As I mentioned in my Dark Shadows review, these stories have their own continuity and feature ideas and characters that don’t appear in the television show. For example, Collins House features Roger Collins, a middle-aged man who doesn’t appear in the television show. In the first novel, young Victoria Winters takes a job at Collins House as a governess to Elizabeth’s nephew David. In Victoria Winters, Victoria has a few weeks off from work due to David and his cousin being away from Collins House on holiday. This sets up the book’s premise for Victoria to be tormented again by ghosts and human foes.
Elizabeth agrees to allow a businessman named Henry and his two daughters a temporary residence at Collins House. Henry’s daughter Dorothy is recuperating from a brain surgery and will need her older sister Rachel and the quiet salty air of Maine’s coast to rehabilitate.
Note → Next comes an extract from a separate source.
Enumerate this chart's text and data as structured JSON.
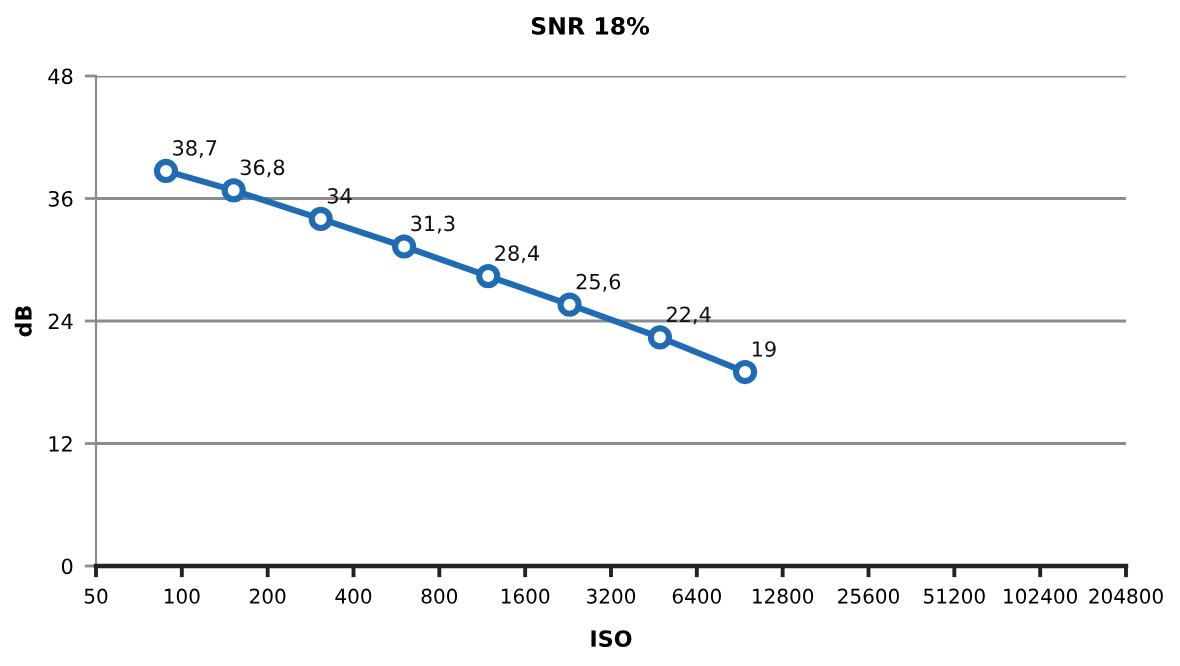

Victoria soon begins seeing a mysterious woman in Collins House that resembles a dead woman named Stella Hastings. How can she be alive after plunging from a cliff to her death? To complicate things more, Vicki sees a figure lurking around Roger Collins’ boat. There’s also a mysterious man named Paul Caine who professes to be an artist, yet knows nothing about art. Like most of Ross’s novels, and the novel before this one, Victoria is attacked numerous times and the list of suspects ranges from the groundskeeper to Henry himself. When attacks aren’t happening, the author sprinkles in Victoria’s nightmares to pad out the pages (a common trait with Ross).
Victoria Winters is actually a pretty good crime-fiction mystery. If you take away the fact that this is a Dark Shadows novel, and strictly read it as a stand-alone mystery, then I think you’ll be more appreciative of the slow formula. There is a great deal of dialogue, like Dark Shadows, but the development is quick, and the overall mystery is compelling. The suspect list is a diverse one and I must admit that the abandoned wing of Collins House is creepy even without vampires and werewolves stalking the corridors. If you enjoy Ross’s gothics, or just like a confined mystery, then Victoria Winters is a fine choice. Recommended.